Find the percentage of babies given a certain name out of all babies born in a particular year.
50's - Peter Pan: "Wendy"
60's - Breakfast at Tiffany's: "Tiffany"
70's - Logan: "Logan"
80's - 16 Candles: "Samantha"
90's - Pulp Fiction: "Mia"
This assigns a name to a year so that we can see the x intercept of each name associated with the year that the movie was released.
movieName <- c("Wendy", "Tiffany", "Logan","Samantha", "Mia" )
ym <- data.frame(year_movie = c(1953, 1961, 1976, 1984, 1994),
name = movieName)
In order to show which name the movie came from on the graph, we have to reassign names/labels.
movie_names <- list(
'Wendy'="Peter Pan: Wendy",
'Tiffany'="Breakfast at Tiffany's: Tiffany",
'Logan'="Logan's Run: Logan",
'Samantha'="16 Candles: Samantha",
'Mia'="Pulp Fiction: Mia"
)
movie_labeller <- function(variable, value){
return(movie_names[value])
}
To find the percentage for the names of interest we will have to create some new tables that include the variables we need.

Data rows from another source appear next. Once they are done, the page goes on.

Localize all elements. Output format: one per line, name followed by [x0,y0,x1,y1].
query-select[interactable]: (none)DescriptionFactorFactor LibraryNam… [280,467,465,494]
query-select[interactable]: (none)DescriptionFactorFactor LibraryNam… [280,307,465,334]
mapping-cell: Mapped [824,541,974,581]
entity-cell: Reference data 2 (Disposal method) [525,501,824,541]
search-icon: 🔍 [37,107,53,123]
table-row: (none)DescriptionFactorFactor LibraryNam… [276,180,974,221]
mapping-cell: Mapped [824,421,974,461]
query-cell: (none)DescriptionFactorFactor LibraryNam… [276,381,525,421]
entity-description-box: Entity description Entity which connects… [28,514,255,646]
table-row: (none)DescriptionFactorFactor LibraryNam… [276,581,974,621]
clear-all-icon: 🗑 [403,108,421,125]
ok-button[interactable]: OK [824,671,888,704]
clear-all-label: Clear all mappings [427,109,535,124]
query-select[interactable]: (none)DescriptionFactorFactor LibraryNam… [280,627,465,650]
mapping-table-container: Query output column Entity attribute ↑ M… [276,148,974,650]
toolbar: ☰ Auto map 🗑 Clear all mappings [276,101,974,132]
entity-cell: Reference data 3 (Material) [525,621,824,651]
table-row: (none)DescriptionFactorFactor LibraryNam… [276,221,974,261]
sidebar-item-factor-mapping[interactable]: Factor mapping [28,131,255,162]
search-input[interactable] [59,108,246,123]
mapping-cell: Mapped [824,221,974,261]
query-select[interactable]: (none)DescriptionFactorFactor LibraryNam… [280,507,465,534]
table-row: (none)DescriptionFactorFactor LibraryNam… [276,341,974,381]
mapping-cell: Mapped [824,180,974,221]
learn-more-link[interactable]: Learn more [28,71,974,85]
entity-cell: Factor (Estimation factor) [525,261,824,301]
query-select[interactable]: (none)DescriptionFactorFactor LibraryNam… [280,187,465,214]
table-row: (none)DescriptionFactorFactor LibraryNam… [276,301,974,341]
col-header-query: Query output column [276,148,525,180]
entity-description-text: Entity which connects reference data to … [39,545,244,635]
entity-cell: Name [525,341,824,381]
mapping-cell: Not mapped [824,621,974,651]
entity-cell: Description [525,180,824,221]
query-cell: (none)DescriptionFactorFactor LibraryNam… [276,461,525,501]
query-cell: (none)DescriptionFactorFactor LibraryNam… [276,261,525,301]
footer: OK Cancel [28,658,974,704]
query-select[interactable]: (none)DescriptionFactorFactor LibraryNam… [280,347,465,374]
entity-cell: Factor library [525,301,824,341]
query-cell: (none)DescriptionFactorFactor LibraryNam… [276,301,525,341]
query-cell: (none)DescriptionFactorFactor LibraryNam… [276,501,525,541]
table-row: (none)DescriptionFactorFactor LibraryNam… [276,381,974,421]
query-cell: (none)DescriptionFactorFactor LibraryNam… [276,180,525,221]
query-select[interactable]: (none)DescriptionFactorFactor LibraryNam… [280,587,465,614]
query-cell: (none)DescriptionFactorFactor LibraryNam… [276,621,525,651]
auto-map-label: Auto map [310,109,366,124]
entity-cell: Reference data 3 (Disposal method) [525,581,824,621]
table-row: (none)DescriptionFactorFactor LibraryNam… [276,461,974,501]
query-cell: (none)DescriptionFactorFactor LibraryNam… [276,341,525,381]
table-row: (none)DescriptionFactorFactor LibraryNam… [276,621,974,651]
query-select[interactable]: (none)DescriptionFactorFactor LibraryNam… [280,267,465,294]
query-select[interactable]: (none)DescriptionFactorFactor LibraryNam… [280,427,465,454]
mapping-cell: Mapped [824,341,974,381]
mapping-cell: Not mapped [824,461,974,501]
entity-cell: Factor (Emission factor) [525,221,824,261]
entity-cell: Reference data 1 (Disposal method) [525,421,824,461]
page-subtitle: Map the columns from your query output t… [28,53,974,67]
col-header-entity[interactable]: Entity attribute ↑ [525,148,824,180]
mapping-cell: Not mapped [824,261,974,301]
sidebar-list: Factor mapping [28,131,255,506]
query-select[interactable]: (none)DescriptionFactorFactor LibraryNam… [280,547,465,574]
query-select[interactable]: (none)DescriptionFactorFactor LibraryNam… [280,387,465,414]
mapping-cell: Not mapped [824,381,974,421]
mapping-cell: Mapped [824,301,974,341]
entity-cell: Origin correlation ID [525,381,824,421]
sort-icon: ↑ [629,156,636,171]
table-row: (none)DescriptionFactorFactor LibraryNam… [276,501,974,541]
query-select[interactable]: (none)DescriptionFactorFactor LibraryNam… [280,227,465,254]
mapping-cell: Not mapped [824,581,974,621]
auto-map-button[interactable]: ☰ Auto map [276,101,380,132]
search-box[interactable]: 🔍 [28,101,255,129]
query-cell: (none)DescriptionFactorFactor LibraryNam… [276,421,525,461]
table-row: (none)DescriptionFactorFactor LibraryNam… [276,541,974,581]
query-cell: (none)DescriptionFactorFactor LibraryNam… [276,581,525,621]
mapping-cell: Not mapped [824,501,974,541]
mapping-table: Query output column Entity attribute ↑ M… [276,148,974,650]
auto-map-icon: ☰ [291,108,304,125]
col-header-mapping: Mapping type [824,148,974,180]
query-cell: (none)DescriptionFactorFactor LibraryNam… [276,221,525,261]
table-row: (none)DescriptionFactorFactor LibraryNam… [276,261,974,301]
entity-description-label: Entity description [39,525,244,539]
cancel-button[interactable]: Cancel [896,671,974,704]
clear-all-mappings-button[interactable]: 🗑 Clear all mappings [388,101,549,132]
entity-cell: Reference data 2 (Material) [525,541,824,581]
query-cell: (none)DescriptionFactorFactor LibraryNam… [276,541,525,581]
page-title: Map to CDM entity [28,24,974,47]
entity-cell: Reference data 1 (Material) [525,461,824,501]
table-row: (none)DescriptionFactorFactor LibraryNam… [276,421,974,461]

Variable that shows the total number of babies born in each year: totalBabies.
Variable that is the number of babies given each name within each year: totalName.
New data table that contains: name, year, year_movie, nameTotal, and total.
totalBabies <- BabyNames %>% group_by(year) %>% summarise(total = sum(count)) totalName <- BabyNames %>% group_by(name, year)%>% summarise(nameTotal=sum(count)) PopNames <- totalName %>% inner_join(totalBabies) %>% inner_join(ym)
PopNames %>%
filter(name %in% movieName) %>%
group_by(name, year, year_movie, nameTotal, total) %>%
summarise(namepercent = ((nameTotal/total)*1000)) %>%
ggplot(aes(x = year, y = namepercent)) +
ggtitle("Percent of Babies Given Names Popularized by Movies")+
theme(text = element_text(size=11.5), plot.title=element_text(hjust=0.5))+
geom_line() +
geom_vline(aes(xintercept = year_movie)) +
labs(x = "Year", y = "Proportion Out of 1000")+
facet_wrap(~ name, labeller=movie_labeller)+
scale_x_continuous(limits = c(1940, 2010), breaks=seq(1940,2010,10))
In some cases the film industry greatly impacts the names given to babies.
Manual selection of names leaves room for a more in depth study.
Let R find the popular movies and popular names instead of doing it manually.
Scrape the Internet Movie Database (IMDb) to collect popular movies from each decade and then collect the names of important characters in each movie.
Join to the BabyNames data table.
Create something that analyzed each of those names from each movie in each decade and decided how many of them became "popular."
Because popular is not a numerical variable, decide what you will count as popular.
Check the before and after of the movie release in accordance with "popular."